Die Zusammenhänge zwischen Kindheit, Erziehung und erwachsen werden, auf eigenen Beinen stehen müssen, werden langsam klarer und greifbarer. Ich mache, was du erwartest und schon habe ich meine Ruhe. Ich bekomme vielleicht kein Lob, keine Anerkennung, aber ich werde nicht bestraft. Und damit stehe ich gut dar. Zumindest hatte ich das zu der Zeit immer geglaubt.

Nach drei Jahren Ausbildung schloss ich die Prüfung zum Restaurantfachmann ab. Ich glaube, dass meine Eltern da stolz auf mich sein konnten. Zumindest hatten sie sich für mich gefreut und kamen zur Entlassungsfeier. Der Hoteldirektor lud alle Eltern der bestehenden Prüflinge zu einem festlichen Abendessen in den Clubraum des Hotels ein. Wir frischen Gesellen fanden es recht lustig wie unsere Eltern versuchten, sich mit den vielen Bestecken und Gläsern anzufreunden, die eingedeckt waren. Die meisten von ihnen hatten an diesem Abend wohl das erste Mal ein mehrgängiges Menü in einem Hotel serviert bekommen. Meine Eltern waren sichtlich von diesem Tag und sicher auch vom Menüablauf begeistert.
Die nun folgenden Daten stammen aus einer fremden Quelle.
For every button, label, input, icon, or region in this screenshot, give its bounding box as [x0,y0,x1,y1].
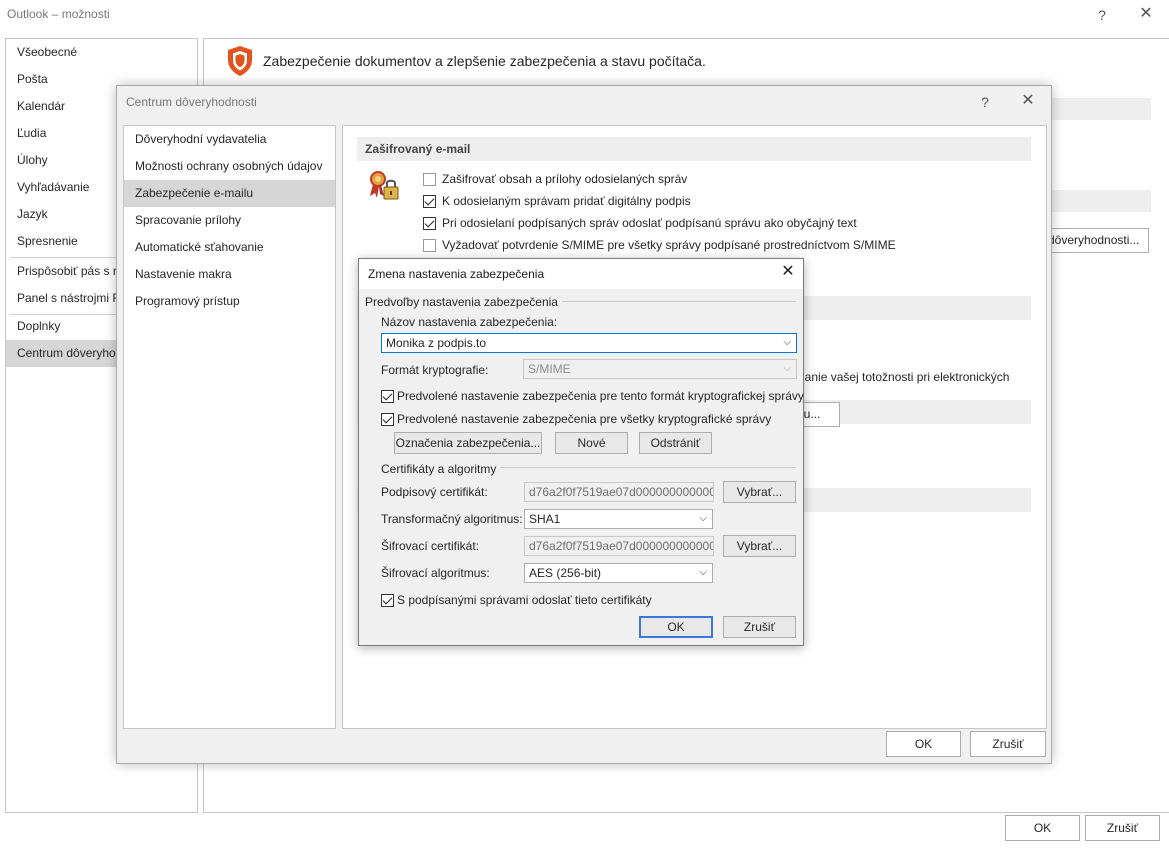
encryption-algorithm-value: AES (256-bit) [529,566,602,580]
nav-item-trusted-publishers[interactable]: Dôveryhodní vydavatelia [124,126,335,153]
add-signature-option[interactable]: K odosielaným správam pridať digitálny p… [423,192,691,210]
security-cancel-button[interactable]: Zrušiť [723,616,796,638]
group-divider [499,467,796,468]
delete-button[interactable]: Odstrániť [639,432,712,454]
trust-center-ok-button[interactable]: OK [886,731,961,757]
section-band [1049,98,1151,120]
add-signature-checkbox[interactable] [423,194,436,208]
shield-icon [226,45,254,80]
option-label: Pri odosielaní podpísaných správ odoslať… [442,216,857,230]
option-label: Predvolené nastavenie zabezpečenia pre v… [397,412,772,426]
new-button[interactable]: Nové [555,432,628,454]
signing-cert-label: Podpisový certifikát: [381,485,488,499]
change-security-settings-dialog: Zmena nastavenia zabezpečenia ✕ Predvoľb… [358,258,804,646]
help-button[interactable]: ? [1091,7,1113,23]
nav-item-automatic-download[interactable]: Automatické sťahovanie [124,234,335,261]
settings-name-combo[interactable]: Monika z podpis.to ⌵ [381,333,797,353]
encryption-algorithm-label: Šifrovací algoritmus: [381,566,490,580]
hash-algorithm-select[interactable]: SHA1 ⌵ [524,509,713,529]
nav-item-attachment-handling[interactable]: Spracovanie prílohy [124,207,335,234]
crypto-format-label: Formát kryptografie: [381,363,489,377]
options-cancel-button[interactable]: Zrušiť [1085,815,1160,841]
encryption-cert-field: d76a2f0f7519ae07d00000000000036 [524,536,714,556]
option-label: S podpísanými správami odoslať tieto cer… [397,593,652,607]
clear-text-signed-checkbox[interactable] [423,216,436,230]
nav-item-programmatic-access[interactable]: Programový prístup [124,288,335,315]
trust-center-header: Zabezpečenie dokumentov a zlepšenie zabe… [263,53,706,69]
trust-center-cancel-button[interactable]: Zrušiť [970,731,1046,757]
option-label: Predvolené nastavenie zabezpečenia pre t… [397,389,804,403]
signing-cert-field: d76a2f0f7519ae07d00000000000036 [524,482,714,502]
hash-algorithm-label: Transformačný algoritmus: [381,512,523,526]
smime-receipt-option[interactable]: Vyžadovať potvrdenie S/MIME pre všetky s… [423,236,896,254]
options-ok-button[interactable]: OK [1005,815,1080,841]
section-title: Zašifrovaný e-mail [365,142,471,156]
help-button[interactable]: ? [974,94,996,110]
nav-item-general[interactable]: Všeobecné [6,39,197,66]
trust-center-nav: Dôveryhodní vydavatelia Možnosti ochrany… [123,125,336,729]
choose-encryption-cert-button[interactable]: Vybrať... [723,535,796,557]
window-title: Outlook – možnosti [7,7,110,21]
close-dialog-button[interactable]: ✕ [777,264,799,280]
nav-item-privacy-options[interactable]: Možnosti ochrany osobných údajov [124,153,335,180]
send-certificates-option[interactable]: S podpísanými správami odoslať tieto cer… [381,592,652,608]
crypto-format-value: S/MIME [528,362,571,376]
encrypt-contents-option[interactable]: Zašifrovať obsah a prílohy odosielaných … [423,170,687,188]
send-certificates-checkbox[interactable] [381,593,394,607]
crypto-format-select[interactable]: S/MIME ⌵ [523,359,797,379]
smime-receipt-checkbox[interactable] [423,238,436,252]
nav-item-email-security[interactable]: Zabezpečenie e-mailu [124,180,335,207]
choose-signing-cert-button[interactable]: Vybrať... [723,481,796,503]
encrypt-contents-checkbox[interactable] [423,172,436,186]
security-labels-button[interactable]: Označenia zabezpečenia... [394,432,542,454]
default-for-format-option[interactable]: Predvolené nastavenie zabezpečenia pre t… [381,388,804,404]
dialog-title: Zmena nastavenia zabezpečenia [368,267,545,281]
preferences-group-label: Predvoľby nastavenia zabezpečenia [365,295,562,309]
nav-item-macro-settings[interactable]: Nastavenie makra [124,261,335,288]
trust-center-settings-button[interactable]: dôveryhodnosti... [1041,228,1149,253]
default-for-all-option[interactable]: Predvolené nastavenie zabezpečenia pre v… [381,411,771,427]
close-window-button[interactable]: ✕ [1135,6,1157,22]
certificates-group-label: Certifikáty a algoritmy [381,462,501,476]
certificate-lock-icon [367,170,401,205]
chevron-down-icon[interactable]: ⌵ [699,564,707,582]
chevron-down-icon[interactable]: ⌵ [699,510,707,528]
option-label: Vyžadovať potvrdenie S/MIME pre všetky s… [442,238,896,252]
digital-id-description: ázanie vašej totožnosti pri elektronický… [792,370,1010,384]
default-for-all-checkbox[interactable] [381,412,394,426]
hash-algorithm-value: SHA1 [529,512,561,526]
section-band-encrypted-email: Zašifrovaný e-mail [357,137,1031,161]
option-label: K odosielaným správam pridať digitálny p… [442,194,691,208]
section-band [1049,190,1151,212]
encryption-algorithm-select[interactable]: AES (256-bit) ⌵ [524,563,713,583]
clear-text-signed-option[interactable]: Pri odosielaní podpísaných správ odoslať… [423,214,857,232]
security-ok-button[interactable]: OK [639,616,713,638]
settings-name-label: Názov nastavenia zabezpečenia: [381,315,558,329]
settings-name-value: Monika z podpis.to [386,336,487,350]
close-dialog-button[interactable]: ✕ [1017,93,1039,109]
chevron-down-icon: ⌵ [783,363,791,374]
chevron-down-icon[interactable]: ⌵ [783,334,791,352]
option-label: Zašifrovať obsah a prílohy odosielaných … [442,172,688,186]
dialog-title: Centrum dôveryhodnosti [126,95,257,109]
encryption-cert-label: Šifrovací certifikát: [381,539,480,553]
group-divider [554,301,796,302]
default-for-format-checkbox[interactable] [381,389,394,403]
Ich arbeitete ein weiteres Jahr als Geselle im gleichen Hotel. Danach war ich in Süddeutschland in verschiedenen First Class Hotels tätig, in denen ich an meiner Karriere feilte.

"Ihr merkt, dass ich immer noch alles zur Zufriedenheit anderer machte und jede Sprosse auf der Karriereleiter nicht nur Ergebnis meiner fachlichen Kompetenz, sondern immer auch Zuwendung, Anerkennung, Aufmerksamkeit und Lob für mich waren. Man könnte sogar sagen, ich bettelte regelrecht nach Liebe und Anerkennung."

Hotellerie und Gastronomie sind in solch guten Häusern strenge Hierarchie, auf der anderen Seite aber auch der Laufsteg für Menschen, wie ich einer bin. Durch meinen Hang nach Anerkennung und Erfolg, natürlich immer noch alles völlig unbewusst, schaffte ich es schnell aufwärts. Vom Chef de rang im vier Sterne Hotel, über interne Fortbildung zum Barkeeper, die Leitung des hauseigenen Gourmetrestaurant, bis hin zum Restaurantleiter. Es folgten Hotel-Eröffnungen und Übernahmen anderer Hotels, bei denen ich mitwirkte und als Restaurantleiter auch für die betriebliche Wirtschaftlichkeit der Restaurants Verantwortung trug. Für mich die Bühne des Lebens. Ich repräsentierte nicht nur das gute Hotel, die gute Küche oder den guten Service, nein, ich präsentierte mich, stand im Mittelpunkt des Geschehens und genoss es. So zogen auf dieser Erfolgswelle einige Jahre dahin. Ich war stolz auf mich, auf meinen Beruf und das, was ich geschafft hatte.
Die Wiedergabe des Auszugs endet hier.